Rather that fester in the neeless and meaninless debate about Columbus (i.e. he didn't "discover" anything, he brought pain and suffering to the natives, his arrival was a harbinger for many other bad things to come). These issues to not go unnoticed by Glass, as they are often acknowledged in the text by David Henry Hwang, but Glass chose instead to focus on the romantic notion of Columbus's life: "what drives people to leave their homes and safety in order to go out and explore?".

It is this sense of venerating the explorer's spirit that drives the opera. The Prologue is delivered by a Scientist (stephen hawking(another exploer of the universe)) musing about the nature of time and space.

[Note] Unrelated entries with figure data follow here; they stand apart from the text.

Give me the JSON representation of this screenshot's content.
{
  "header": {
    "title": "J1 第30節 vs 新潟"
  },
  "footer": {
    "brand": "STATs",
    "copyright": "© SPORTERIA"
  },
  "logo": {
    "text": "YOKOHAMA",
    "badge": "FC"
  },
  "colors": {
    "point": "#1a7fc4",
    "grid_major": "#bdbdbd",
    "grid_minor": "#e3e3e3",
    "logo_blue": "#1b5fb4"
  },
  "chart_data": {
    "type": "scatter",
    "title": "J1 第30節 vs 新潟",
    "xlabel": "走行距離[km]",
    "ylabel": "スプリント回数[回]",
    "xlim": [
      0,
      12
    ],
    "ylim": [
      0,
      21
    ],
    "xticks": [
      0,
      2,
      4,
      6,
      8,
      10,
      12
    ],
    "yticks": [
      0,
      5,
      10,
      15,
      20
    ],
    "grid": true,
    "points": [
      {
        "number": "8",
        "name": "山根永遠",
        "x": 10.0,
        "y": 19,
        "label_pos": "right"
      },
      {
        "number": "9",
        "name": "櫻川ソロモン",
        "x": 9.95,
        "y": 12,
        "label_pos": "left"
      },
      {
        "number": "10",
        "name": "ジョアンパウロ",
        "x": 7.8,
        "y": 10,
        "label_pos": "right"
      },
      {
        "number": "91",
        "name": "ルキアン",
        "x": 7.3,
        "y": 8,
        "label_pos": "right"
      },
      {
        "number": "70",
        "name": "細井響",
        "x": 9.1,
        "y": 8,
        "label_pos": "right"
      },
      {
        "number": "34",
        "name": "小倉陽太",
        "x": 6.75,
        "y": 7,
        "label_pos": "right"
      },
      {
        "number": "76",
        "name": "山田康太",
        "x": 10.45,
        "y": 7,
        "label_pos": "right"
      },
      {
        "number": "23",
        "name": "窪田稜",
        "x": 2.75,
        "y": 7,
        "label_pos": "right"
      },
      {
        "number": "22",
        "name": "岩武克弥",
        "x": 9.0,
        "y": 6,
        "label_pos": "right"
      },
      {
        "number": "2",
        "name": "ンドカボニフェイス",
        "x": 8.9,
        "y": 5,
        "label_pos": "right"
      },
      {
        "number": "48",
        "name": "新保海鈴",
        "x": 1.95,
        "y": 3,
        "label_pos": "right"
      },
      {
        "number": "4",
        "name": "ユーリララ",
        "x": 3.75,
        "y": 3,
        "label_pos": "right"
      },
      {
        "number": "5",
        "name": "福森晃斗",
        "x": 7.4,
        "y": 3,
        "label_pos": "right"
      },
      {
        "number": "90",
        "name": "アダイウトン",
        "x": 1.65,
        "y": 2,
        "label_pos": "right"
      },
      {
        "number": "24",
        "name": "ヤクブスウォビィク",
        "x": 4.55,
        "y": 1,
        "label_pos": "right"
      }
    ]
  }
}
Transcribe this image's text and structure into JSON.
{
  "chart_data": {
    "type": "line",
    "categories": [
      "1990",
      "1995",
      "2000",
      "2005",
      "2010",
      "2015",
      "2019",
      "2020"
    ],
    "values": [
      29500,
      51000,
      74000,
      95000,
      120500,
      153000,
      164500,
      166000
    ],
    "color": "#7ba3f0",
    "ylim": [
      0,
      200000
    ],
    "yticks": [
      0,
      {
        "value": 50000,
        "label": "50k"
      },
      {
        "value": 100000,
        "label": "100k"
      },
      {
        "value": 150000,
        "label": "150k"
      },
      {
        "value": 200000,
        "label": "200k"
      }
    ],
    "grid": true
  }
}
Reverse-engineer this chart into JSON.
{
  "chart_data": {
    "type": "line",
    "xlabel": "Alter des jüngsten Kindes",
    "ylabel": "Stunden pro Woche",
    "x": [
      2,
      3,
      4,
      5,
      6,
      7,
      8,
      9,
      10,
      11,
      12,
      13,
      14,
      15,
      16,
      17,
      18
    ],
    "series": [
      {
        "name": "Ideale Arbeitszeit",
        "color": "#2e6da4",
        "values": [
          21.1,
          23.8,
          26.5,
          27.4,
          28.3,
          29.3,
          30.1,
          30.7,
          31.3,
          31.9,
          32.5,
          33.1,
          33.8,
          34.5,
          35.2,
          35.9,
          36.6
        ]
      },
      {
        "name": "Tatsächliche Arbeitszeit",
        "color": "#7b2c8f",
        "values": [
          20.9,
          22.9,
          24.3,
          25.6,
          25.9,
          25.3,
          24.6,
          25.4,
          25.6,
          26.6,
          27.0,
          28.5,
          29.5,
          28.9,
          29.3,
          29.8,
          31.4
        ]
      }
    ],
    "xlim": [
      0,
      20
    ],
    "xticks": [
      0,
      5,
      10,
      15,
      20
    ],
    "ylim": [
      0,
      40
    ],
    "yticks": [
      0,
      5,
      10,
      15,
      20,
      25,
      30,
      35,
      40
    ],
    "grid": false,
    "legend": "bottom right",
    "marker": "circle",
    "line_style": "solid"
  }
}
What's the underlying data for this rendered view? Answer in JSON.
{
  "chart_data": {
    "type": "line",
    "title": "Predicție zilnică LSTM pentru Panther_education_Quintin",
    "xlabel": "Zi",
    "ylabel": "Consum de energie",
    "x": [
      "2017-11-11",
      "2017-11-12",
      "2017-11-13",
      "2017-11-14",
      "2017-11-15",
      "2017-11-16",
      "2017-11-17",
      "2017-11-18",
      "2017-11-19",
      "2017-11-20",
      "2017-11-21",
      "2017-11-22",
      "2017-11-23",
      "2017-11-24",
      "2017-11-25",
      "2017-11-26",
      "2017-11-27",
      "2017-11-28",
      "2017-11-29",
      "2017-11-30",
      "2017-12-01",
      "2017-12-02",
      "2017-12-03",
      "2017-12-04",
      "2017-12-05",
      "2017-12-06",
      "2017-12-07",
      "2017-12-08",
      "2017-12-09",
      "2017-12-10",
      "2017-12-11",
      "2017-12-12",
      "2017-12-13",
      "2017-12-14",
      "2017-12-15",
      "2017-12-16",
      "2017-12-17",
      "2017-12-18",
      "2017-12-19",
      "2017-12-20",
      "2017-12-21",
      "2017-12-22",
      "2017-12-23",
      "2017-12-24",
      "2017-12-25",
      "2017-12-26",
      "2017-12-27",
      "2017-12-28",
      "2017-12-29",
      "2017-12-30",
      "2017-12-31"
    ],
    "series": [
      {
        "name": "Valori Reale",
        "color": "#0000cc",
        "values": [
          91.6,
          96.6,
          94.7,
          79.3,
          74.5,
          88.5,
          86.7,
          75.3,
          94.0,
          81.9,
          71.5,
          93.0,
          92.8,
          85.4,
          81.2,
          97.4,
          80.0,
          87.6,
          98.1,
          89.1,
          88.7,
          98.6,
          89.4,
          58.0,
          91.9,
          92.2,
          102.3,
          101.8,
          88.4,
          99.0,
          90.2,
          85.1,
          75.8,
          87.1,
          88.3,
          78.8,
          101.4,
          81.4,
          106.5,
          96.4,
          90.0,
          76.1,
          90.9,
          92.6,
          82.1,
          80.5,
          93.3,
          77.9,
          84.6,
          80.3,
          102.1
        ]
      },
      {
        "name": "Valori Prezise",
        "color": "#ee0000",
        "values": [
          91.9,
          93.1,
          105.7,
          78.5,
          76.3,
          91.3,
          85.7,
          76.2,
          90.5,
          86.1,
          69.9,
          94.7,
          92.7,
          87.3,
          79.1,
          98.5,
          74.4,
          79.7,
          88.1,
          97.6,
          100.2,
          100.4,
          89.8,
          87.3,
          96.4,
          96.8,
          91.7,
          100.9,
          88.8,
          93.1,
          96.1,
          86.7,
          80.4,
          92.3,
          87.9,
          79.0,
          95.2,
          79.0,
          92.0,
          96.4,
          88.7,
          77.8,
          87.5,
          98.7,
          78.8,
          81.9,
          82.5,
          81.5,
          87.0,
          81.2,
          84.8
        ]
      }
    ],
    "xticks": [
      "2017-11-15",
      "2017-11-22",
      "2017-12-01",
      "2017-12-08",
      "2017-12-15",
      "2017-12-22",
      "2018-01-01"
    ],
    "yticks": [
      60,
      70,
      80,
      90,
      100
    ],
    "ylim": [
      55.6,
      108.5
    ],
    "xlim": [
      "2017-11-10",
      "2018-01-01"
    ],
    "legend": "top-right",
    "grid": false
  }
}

The three Acts of the opera, which sometime allude to events in Columbus's life, take place in three episodes. Act I is science fiction: a tale of explorers of the universe arriving at earth 500 years before Colmbus' Voyage. They crash and their Captain (a woman) has a culture clash with the Natives who carry her away.

Act II has Columbus interacting with Queen Isabella before he sets out on his trip. She promises him riches and the glory of God for the Voyage he is about to take. This is quickly then seen as a memory COlumbus is having on his boat the day before he arrives in the New World.

Act III is 1000 year later, as a rocket ship prepares to launch, dignitaries of the Universe see to the departure.